Circular dichroism measurements

The effects of d-peptides on Aβ42 conformation were determined by CD. Aβ42 at a concentration of 50 μM was incubated either alone or in the presence of d-peptides at a molar ratio of 1:1. A spectrum was acquired on a Jasco Model J-715 spectropolarimeter. Dry purified nitrogen was employed to keep the instrument oxygen free during the experiments. The spectra were obtained using cylindrical fused quartz cells of 1 mm path length. A complete base line was recorded for each measurement using the same cell in which the sample solution had been replaced with pure solvent.
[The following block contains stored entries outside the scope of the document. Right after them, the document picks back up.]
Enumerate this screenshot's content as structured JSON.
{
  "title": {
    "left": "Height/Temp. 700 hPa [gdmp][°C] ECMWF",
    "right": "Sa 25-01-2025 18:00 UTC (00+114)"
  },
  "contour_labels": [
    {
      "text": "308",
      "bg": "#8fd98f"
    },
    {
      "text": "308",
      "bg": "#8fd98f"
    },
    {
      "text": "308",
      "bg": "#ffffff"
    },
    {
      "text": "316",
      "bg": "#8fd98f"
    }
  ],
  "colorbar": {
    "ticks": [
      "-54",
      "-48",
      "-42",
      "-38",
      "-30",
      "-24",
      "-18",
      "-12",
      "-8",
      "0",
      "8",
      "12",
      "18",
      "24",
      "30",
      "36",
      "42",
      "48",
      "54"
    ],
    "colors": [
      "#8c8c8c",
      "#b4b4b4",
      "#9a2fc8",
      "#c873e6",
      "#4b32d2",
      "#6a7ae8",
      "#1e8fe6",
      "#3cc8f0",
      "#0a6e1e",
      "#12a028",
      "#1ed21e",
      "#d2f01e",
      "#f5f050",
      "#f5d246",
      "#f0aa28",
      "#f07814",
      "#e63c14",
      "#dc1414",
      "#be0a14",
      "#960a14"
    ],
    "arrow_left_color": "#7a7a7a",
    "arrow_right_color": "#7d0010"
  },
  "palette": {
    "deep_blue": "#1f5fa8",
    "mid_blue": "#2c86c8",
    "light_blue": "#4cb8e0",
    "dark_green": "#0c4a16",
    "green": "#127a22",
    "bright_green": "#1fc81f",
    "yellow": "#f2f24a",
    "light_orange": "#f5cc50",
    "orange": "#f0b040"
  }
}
The spectropolarimeter was calibrated using ammonium- d10-camphorsulfonate as described by the instrument manufacturers.

CD measurements settings

A spectrum was recorded with 1 nm bandwidth and 0.2 nm step resolution at a scan speed of 100 nm/min over the range of 190–260 nm. The spectrum of the peptides was recorded in phosphate buffer pH 7.4. The circular dichroism data represents average values from at least five to ten separate recordings. The resulting spectrum was smoothened. All spectra were corrected by subtraction of any contribution from buffer and d-peptides.

Preparation of Aβ soluble aggregates (oligomers)

42 stock solutions were obtained by dissolving the lyophilized peptide in anhydrous dimethyl sulfoxide (DMSO) followed by sonication for 30 s. The oligomerization reaction was initiated by diluting the stock solution in the phosphate buffer, pH 7.4 to a final concentration of 50 μM. The reactions were incubated at 37 °C for 2 days in the absence or in the presence of d-peptides. After incubation, samples were spun at 14,000×g (4 °C for 10 min) and the supernatant samples (10 μl) were electrophoresed at 100 V on a NuPAGE 4–12 % Bis–Tris SDS gel. The presence of Aβ soluble aggregate was confirmed by silver staining, according to manufacturer’s instructions (Fast silver, G-Biosciences, US).

Nematode strain

The muscle-specific Aβ-expressing strain was obtained from the Caenorhabditis Genetics Center. Large scale synchronized populations were prepared by alkaline hypochlorite egg purification and propagation of staged animals on Petri plates containing nematode growth media supplemented with 2 % peptone.

Caenorhabditis elegans survival assay

Age synchronized populations of CL2006 worms were grown on NGM IPTG Amp plates containing either a vehicle or d-peptides. To prevent progeny-production pos-1 bacterial strain was used as the food source. The bacteria colony was grown at 37 °C in LB with 100 μg/ml ampicillin, and then seeded on NGM IPTG Amp plates. All d-peptides were added directly to the Pos-1, and animals were exposed to d-peptides starting from the egg.